Trajectory of whoredom

Our character is like a cannonball.

Our adult persona, that full-grown persona we settle into as we inch into adulthood, undoubtedly began as a negligible kernel of existence when we were very young. The fuse was lit by the erratic impatience of our parent’s unsteady hands back when they were still young as well. Some parents stay young and unsteady; other parents just give up and don’t stick around to even light the fuse.

Our little, unformed and larval personality was but an inkling of a cannonball which was once tucked safely into the depths of the barrel, and as the dysfunctional burden of our parental heritage blossomed and ignited our life, the fuse, the cannonball was fired and our nature, once this point is reached, is nearly impossible to slow or alter in course. This is the trajectory which launches our personality with the positive or negative learned and inherited impetus of our childhood. The more time that passes, the less likely this inertia could be deflected by good intentions or meddlesome intervention.

I found this example of a trajectory that I fear may be too far along in its course to halt or even slow.

This photo was taken of a 13-year-old girl I haven’t seen for 5 years. I know the mother loosely.

The mother is a raging attention whore, the worst sort of female specimen. She is essentially soulless and possessed of the most manipulative, self-absorbed and heartless personality I’ve ever known. She is a femme fatale. I’ve learned quite a bit about her pictured daughter through her laments and glorified complaints about her premature shenanigans. The lady I speak of is a slut. Simple as that. She loves men, and during certain spells, women as well. I believe she was sexually abused as a child and all the attendant manifestations are in full effect. She is a mess. She’s one of those Alpha curvy chicks whose clothes always seem inappropriately tight and she always wears heels and dramatic make-up. She is one of those women who looks atrocious in her plain, unadorned state, but with make-up and whore clothes, guys go crazy for her not envisioning the sleeping beast that lurks beneath the pomp and circumstance, smoke and mirrors.

See, the trajectory is that this woman, though she appears to be on the downhill slope of sexual appeal, is still an unchecked emotional capricious train wreck. Her youth fades and now, stepping in to fulfill her lineage’s slutty and whorish genetic promise, is her daughter. The daughter, conspicuously blurred beyond recognition, tests the waters like all 13-year-olds do. I’m not going to sit here and condemn her for being 13. In fact, I’m not condemning the girl. She seems like a generally good kid but she is busy perfecting the precocious art of drama queenery and attention whorishness. She is a young girl at a turning point. A 13-year-old girl today is easy fodder for pop cultural iconic misbehaving role models. It’s in her nature to revel in such abandon and the parents are the first line of defense.

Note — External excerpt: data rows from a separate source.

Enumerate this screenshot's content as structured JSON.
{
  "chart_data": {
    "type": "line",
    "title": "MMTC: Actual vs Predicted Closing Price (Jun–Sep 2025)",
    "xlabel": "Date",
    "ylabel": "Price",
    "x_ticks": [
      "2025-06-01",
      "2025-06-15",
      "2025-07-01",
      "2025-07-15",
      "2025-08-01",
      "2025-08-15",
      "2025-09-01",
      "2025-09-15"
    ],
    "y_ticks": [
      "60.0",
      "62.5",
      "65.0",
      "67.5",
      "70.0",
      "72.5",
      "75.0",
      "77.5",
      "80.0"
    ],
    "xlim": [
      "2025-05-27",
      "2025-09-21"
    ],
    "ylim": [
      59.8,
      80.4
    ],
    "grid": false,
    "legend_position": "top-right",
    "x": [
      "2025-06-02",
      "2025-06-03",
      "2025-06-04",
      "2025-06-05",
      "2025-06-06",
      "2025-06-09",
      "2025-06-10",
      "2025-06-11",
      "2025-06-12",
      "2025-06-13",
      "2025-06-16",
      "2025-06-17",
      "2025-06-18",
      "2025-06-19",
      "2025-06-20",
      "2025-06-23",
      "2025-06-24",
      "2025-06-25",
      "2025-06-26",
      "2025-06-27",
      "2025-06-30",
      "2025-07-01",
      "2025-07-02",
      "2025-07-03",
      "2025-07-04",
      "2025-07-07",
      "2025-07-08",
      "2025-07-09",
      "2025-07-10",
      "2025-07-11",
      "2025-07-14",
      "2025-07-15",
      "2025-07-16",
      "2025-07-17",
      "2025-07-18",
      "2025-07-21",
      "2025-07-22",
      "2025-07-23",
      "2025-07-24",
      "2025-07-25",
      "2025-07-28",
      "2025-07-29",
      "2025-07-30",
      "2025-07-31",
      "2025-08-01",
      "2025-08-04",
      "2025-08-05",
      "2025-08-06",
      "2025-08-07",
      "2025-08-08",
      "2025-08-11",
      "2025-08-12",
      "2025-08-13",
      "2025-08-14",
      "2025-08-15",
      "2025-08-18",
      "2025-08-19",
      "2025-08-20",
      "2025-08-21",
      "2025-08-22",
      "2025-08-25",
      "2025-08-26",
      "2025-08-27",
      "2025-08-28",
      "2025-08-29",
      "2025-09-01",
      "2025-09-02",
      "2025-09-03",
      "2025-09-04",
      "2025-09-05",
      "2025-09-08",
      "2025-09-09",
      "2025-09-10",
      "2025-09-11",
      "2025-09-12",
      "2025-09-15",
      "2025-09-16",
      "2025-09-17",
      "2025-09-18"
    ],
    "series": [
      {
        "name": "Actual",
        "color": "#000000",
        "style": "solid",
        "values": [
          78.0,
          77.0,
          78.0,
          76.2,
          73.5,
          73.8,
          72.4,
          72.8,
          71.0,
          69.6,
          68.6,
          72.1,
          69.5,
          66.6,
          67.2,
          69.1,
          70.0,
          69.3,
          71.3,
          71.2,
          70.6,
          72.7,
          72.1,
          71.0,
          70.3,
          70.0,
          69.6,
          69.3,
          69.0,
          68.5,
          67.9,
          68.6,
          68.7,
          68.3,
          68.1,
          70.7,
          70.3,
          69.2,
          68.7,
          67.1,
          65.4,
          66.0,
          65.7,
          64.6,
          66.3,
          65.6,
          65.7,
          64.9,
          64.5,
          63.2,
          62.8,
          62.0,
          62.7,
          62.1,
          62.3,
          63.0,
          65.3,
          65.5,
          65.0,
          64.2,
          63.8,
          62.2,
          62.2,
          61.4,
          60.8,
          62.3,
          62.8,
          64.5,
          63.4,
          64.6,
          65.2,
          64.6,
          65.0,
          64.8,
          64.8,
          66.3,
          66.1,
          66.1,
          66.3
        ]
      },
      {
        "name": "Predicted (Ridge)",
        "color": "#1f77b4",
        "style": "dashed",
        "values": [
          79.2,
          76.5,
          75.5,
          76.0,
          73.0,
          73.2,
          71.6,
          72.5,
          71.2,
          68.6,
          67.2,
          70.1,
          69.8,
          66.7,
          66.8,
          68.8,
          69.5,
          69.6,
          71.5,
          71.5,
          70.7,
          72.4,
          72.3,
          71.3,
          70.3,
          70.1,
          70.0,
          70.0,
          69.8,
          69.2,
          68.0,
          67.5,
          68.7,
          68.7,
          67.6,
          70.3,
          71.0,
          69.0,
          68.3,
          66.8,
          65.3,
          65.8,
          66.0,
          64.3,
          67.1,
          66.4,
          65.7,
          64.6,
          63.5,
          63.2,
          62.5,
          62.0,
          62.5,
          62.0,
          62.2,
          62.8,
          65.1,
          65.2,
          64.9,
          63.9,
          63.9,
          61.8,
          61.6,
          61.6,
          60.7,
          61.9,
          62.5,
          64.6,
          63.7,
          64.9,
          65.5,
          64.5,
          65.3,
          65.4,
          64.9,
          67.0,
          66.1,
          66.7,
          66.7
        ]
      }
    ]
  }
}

However, pair this adolescent aimlessness with, 1) no father figure (women like this have a tendency not to keep men around long enough to be useful), and 2) a full-grown slut/whore mother whose appraisal of character is only as strong as her own ability to attain such a level of honor, and the daughter is doomed to make the mistakes of her mother. The mother, in a final farewell to her dwindling youth and its associated sexual power, finds herself in a position to begin living her youth again through her daughter’s eyes. Rather than dissuading her daughter from donning that cheap, tarty, hysterical mask which seeks men’s attention as the sole cause for living, only subtly encourages and reinforces this behavior in her daughter by an unspoken measure of celebrating her adolescent exploration of this deviantly pre-whorish behavior implicitly through her actions or lack thereof.

Her daughter is of the age of testing new personalities for size and this is when she needs a strong dose of “oppositional” parenting. This is when her mom should counterbalance the vagaries of youth with undramatic and boring grown-up behavior. This is not the age to live her lost youth through her daughter.

But she is an old whore and she still gets bored easily.
The daughter’s trajectory has begun.